This book is about marketing; about marketing for products which are at a certain stage: they have enthusiastic "early adopters", but no big uptake. This stage sounds familiar to me based on my experience--and apparently it should sound familiar, because it happens a lot. It's so amazing to ship a product, so awesome when you hear that people like it--and then things stall out. Your team works on the next version, polishing your features, waiting for the word-of-mouth to spread... but the word-of-mouth doesn't seem to spread and you start thinking about doing dumb crap like superbowl ads just so that more people will hear about your project because of course if they just hear about it they'll love it like the early adopters did and pick it up too... But that doesn't seem to work out either.
I don't know if the approach espoused in this book works--I haven't tried it. But it sounds reasonable.
You've probably been going after the whole world as your "target market". That's been fine so far. But if you're trying to reach folks beyond the small, enthusiastic fringe of the "early adopters", you want to appear credible. Part of how they decide whether to use your product is--looking around to see if anyone else is using it. You want to aim for 50% of the market so that conservative folks can choose you without finding themselves hanging out with the lunatic fringe. How do you bootstrap your way to that?

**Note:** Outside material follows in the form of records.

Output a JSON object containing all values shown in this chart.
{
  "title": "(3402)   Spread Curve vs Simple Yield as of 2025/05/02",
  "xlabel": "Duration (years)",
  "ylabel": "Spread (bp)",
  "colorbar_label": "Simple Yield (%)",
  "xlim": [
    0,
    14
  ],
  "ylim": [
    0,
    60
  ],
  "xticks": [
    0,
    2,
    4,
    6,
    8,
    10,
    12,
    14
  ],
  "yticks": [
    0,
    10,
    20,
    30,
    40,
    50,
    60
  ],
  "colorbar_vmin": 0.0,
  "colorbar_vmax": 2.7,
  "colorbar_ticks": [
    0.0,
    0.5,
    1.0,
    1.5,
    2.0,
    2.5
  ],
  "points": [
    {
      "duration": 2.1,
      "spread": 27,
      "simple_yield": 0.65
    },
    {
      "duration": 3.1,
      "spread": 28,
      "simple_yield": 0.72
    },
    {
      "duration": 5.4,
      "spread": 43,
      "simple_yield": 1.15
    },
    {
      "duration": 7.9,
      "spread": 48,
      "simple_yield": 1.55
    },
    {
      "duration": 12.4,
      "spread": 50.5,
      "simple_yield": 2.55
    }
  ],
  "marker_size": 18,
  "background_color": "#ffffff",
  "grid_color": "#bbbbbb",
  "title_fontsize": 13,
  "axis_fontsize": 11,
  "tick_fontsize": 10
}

Choose a small market. Choose a small market segment with a problem you can solve in a year. You've been trying to solve the world's problems. How about solving the problems of... dental office administrators? If you can tweak your product so that it's the logical choice for dental office administrators, you can probably break into that market. So far the dental office administrators have been struggling along with generic, uhm, calendars that haven't been tweaked to fit their specialized needs. (No optimization for six-month checkups, say.) You'll want to set up comparisons to folks' other choices because folks are more comfy with A/B choices. You're probably going to have to do a bunch of specialized stuff that wasn't part of your original idea. You're probably going to have to think about standards, compatibility... Spread to another small market segment. Another; maybe, like the Macintosh creeping its way out of each company's art department, you can take over the world.
Beware: your company's pioneers, the smart folks who got you this far--they might not enjoy this stuff. Find something else for them to do, pronto. They'll want to keep being disruptive. But the customers you're going after now don't want "disruptive", they want "safe". There are other people-role issues. You'll want someone market-ish to figure out this new market you're muscling in on--someone who can become an expert on dental office administration. This person will spend a year figuring out product stuff, a year during which you won't actually be selling much to the dental folks. Then the sales folks will start selling to the dental admins--and if the marketer did it right, the product will seem to sell itself. But the marketer might have already moved on to develop the next market segment. How do you figure out who did the great stuff--the marketer or the salesfolks? No easy answers; as time goes on, it might be more important to hire folks that work well together than folks who, uhm, accomplish great things on their own.